Include the full conversation history in the messages array:

Terminal window
curl https://api.casola.ai/openai/v1/chat/completions \
-H "Authorization: Bearer YOUR_API_TOKEN" \
-H "Content-Type: application/json" \
-d '{
"model": "Qwen/Qwen3.5-4B",
"messages": [
{"role": "system", "content": "You are a helpful assistant."},
{"role": "user", "content": "What is 2+2?"},
{"role": "assistant", "content": "2+2 equals 4."},
{"role": "user", "content": "And what is that times 3?"}
]
}'
from openai import OpenAI
client = OpenAI(
base_url="https://api.casola.ai/openai/v1",
api_key="YOUR_API_TOKEN",
)
# Streaming
stream = client.chat.completions.create(
model="Qwen/Qwen3.5-4B",
messages=[{"role": "user", "content": "Hello!"}],
stream=True,
)
for chunk in stream:
if chunk.choices[0].delta.content:
print(chunk.choices[0].delta.content, end="")
import OpenAI from "openai";
const client = new OpenAI({
baseURL: "https://api.casola.ai/openai/v1",
apiKey: "YOUR_API_TOKEN",
});
const stream = await client.chat.completions.create({
model: "Qwen/Qwen3.5-4B",
messages: [{ role: "user", content: "Hello!" }],
stream: true,
});
for await (const chunk of stream) {
process.stdout.write(chunk.choices[0]?.delta?.content || "");
}

The sidebar lists all your conversations, sorted by most recent. Each entry shows the conversation title and message count.
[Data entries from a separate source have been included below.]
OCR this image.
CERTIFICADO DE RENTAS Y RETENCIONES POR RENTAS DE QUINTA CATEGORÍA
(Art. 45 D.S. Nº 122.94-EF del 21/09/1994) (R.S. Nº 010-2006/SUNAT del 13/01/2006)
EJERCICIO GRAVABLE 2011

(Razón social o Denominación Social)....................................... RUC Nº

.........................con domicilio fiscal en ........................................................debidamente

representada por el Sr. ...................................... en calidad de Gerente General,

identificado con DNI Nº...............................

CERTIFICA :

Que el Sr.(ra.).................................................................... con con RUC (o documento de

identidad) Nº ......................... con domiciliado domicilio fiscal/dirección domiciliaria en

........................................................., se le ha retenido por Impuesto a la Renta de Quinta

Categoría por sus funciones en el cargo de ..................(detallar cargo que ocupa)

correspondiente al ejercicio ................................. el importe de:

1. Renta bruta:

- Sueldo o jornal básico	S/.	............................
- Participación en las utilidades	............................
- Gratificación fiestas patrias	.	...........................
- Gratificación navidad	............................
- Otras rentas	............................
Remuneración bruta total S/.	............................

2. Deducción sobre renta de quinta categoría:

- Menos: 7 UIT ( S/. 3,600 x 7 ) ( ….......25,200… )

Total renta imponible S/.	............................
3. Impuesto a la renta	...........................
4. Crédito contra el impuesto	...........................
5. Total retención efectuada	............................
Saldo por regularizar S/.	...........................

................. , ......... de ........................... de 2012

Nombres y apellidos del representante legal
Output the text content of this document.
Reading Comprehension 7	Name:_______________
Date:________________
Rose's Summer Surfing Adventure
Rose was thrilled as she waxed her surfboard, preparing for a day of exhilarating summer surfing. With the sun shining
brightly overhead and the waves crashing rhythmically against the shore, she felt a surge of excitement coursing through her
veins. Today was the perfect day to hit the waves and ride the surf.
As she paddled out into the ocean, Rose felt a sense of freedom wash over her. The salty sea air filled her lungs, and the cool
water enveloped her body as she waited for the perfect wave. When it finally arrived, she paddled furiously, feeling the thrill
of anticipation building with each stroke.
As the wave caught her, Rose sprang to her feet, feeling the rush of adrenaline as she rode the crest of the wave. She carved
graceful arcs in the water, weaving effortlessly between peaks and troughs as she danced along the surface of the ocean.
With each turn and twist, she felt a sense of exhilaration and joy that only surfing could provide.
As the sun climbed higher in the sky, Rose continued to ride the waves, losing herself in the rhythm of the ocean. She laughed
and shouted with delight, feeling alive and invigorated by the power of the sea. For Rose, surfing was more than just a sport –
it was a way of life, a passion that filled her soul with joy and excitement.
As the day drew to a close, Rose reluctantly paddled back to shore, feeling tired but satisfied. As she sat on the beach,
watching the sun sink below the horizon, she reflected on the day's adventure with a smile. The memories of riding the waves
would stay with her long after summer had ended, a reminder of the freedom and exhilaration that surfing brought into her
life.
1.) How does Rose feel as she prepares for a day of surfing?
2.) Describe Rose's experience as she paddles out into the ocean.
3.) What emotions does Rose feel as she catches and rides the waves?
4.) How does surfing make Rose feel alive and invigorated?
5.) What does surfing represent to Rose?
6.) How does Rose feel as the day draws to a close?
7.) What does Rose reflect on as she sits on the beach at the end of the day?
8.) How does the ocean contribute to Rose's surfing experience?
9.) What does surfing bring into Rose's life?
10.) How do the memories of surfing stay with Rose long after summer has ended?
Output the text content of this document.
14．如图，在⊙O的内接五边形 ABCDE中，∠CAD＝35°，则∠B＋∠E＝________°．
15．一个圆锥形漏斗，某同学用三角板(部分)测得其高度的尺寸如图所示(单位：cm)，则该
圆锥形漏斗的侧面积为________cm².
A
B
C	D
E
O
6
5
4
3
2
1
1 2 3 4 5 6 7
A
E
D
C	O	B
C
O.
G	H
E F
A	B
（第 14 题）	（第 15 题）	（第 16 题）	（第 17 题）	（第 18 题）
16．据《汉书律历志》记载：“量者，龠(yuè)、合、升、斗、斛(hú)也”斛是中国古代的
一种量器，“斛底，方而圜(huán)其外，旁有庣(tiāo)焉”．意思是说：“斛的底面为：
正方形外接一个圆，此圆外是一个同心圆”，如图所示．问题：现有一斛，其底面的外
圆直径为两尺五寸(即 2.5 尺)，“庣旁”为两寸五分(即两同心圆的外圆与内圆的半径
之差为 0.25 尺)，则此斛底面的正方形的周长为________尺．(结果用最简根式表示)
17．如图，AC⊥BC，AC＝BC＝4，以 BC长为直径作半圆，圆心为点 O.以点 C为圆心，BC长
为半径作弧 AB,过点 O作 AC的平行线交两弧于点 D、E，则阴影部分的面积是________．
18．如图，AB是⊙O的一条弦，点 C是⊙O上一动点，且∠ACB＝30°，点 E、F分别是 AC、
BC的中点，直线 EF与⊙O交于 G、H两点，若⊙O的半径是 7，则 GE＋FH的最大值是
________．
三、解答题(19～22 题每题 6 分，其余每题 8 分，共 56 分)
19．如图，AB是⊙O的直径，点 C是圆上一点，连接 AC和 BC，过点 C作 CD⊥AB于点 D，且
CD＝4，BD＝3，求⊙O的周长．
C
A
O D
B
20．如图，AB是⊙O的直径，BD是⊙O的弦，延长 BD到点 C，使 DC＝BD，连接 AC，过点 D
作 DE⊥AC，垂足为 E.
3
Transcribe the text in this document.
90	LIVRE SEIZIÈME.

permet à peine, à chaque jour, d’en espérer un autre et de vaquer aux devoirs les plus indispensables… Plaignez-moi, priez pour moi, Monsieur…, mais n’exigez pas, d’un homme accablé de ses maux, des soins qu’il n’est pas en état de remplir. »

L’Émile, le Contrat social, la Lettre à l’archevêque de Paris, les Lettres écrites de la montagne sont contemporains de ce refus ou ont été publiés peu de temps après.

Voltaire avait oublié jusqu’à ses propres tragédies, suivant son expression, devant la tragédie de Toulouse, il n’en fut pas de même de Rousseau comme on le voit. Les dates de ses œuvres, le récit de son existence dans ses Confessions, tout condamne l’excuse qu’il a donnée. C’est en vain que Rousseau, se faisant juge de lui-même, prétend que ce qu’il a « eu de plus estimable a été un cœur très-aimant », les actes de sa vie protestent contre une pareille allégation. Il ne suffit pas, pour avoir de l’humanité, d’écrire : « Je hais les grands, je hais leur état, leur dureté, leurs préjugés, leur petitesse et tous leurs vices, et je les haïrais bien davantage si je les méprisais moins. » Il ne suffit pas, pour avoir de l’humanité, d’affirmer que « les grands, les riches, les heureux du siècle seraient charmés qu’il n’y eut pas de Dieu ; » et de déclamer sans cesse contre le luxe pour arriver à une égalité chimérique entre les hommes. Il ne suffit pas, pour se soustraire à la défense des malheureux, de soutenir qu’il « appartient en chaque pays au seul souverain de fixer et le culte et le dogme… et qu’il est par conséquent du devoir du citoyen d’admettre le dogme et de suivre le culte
  • New chat — start a fresh conversation (also Cmd+Shift+N)
  • Rename — click to edit the title inline
  • Delete — remove a conversation permanently

Conversations are persisted server-side and sync to your Library. On mobile, the sidebar collapses into a drawer accessible via the menu button.

Some models include reasoning steps in their responses. These appear as collapsible “Show thinking” blocks — expandable to see the model’s chain of thought, separate from the final answer.